Heaven is a reality; Jesus spoke truthfully about it. When you think about it, Heaven is a prepared place for prepared people.  Life is hard.  We often go through our share of trials and tribulations.  We become active in church, and we can become tired.  There are times when we become so focused on the task at hand, whether it be teaching, cleaning, raising money, fixing, volunteering, giving rides, taking people to the hospital, baking pastries, etc. that sometimes we forget the prize at the end.

That was the problem for one missionary couple who decided to retire after many decades in Africa and return home to New York City. At the time, they had little retirement and were in failing health; naturally they were worried and discouraged.  The only way the couple could get home from the field was by ship; former president Theodore Roosevelt was on the same ship returning home from one of his African hunting expeditions.  While on the ship, no one paid any attention to the missionary couple, but a great fanfare accompanied the president.  During the voyage, the missionary said to his wife.  “Something is wrong.  We have given our lives in service to God in Africa all these years and no one cares.  Yet here is this man who came back from a hunting trip and everyone makes a fuss over him.”  When the ship docked in New York, a band waited to greet the former President.  The mayor and other dignitaries were there.  The newspapers were filled with of news of his arrival, but no one was there for the missionary couple.  They slipped off the ship and managed to find a cheap apartment in the city.  One night, the man said to his wife, “I can’t take this.  God is not treating us fairly.”  His wife told him, “Why don’t you go into the other room and talk to the Lord about it.”  The man took his wife’s advice.  A short time later he emerged, and his countenance seemed to have changed.  The man said, “The Lord settled it with me.  I told him how bitter I was, that the President should receive this tremendous homecoming, but no one was there for us.  And when I finished complaining, it seemed as though the Lord put His hand on my shoulder and said, ‘But you are not home yet’. “

It is true; we have not arrived at our heavenly home. We shouldn’t get discouraged if things don’t work out the way we want it, because we will be okay.  Shortly before David Taft died, he had an “Aha” moment when he realized that he would be able to continue his life’s goals on the other side of eternity, and that was significant.

I would like to close with a poem that is simply called, “Heaven.”

I’ve purchased a town lot in heaven. On the city not built with hands.
I’m sending material daily, to build in that happy land.
I’d like a mansion on Main Street, where streets are all paved with gold.
With a clear view of the pearly gates, where Christ takes care of the soul.
I want to send good material that will stand the test of time.
Prayer is for the foundation, faith and love for the walls.
Good deeds for the reinforcement, that will stand when the Savior calls.
I would like you, for my neighbor in that city so divine.
Maybe just across the street or your home close to mine.
Up there, we will know no sorrow, tears will never dim the eyes.
There we will rest in peace forever in that happy home on high.
So my friends, start to build your home beyond the sky.
Where we can all be together in the sweet by and by.

Many people have the misconception that the only time we should think of heaven is when we are in the ICU or at a funeral.
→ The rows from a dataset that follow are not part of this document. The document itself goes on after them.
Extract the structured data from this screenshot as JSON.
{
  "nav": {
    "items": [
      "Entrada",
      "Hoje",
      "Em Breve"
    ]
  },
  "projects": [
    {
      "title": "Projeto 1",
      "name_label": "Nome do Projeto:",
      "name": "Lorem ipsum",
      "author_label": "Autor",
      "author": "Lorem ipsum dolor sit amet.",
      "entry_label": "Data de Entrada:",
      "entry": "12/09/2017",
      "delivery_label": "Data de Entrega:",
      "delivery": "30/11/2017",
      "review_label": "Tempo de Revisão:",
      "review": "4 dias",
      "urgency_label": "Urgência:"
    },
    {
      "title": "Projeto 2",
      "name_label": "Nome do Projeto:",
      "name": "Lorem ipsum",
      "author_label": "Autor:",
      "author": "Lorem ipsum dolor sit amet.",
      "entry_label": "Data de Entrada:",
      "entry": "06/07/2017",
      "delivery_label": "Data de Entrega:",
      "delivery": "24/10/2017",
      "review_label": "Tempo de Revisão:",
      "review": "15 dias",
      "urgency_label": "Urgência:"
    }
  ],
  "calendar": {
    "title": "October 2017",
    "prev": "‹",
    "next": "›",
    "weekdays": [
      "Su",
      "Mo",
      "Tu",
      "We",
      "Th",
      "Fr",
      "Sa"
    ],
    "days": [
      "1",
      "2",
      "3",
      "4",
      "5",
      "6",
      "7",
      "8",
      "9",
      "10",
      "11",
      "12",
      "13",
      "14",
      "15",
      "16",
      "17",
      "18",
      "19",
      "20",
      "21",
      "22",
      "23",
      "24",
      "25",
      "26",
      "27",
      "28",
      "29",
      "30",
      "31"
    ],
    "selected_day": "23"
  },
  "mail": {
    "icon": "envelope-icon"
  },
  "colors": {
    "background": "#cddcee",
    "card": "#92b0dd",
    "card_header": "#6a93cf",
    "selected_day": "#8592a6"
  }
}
I don’t know about you, but the thought of heaven motivates me to do right so I don’t miss it.

We don’t want to be so heavenly minded that we are not earthly good, and we don’t want to be so earthly minded that we are not heavenly good. It is like taking out a life insurance policy, we don’t dwell because we know everything is in place; we can actually live better and more relaxed.  It is the same with our heavenly home; we live within that promise and hope.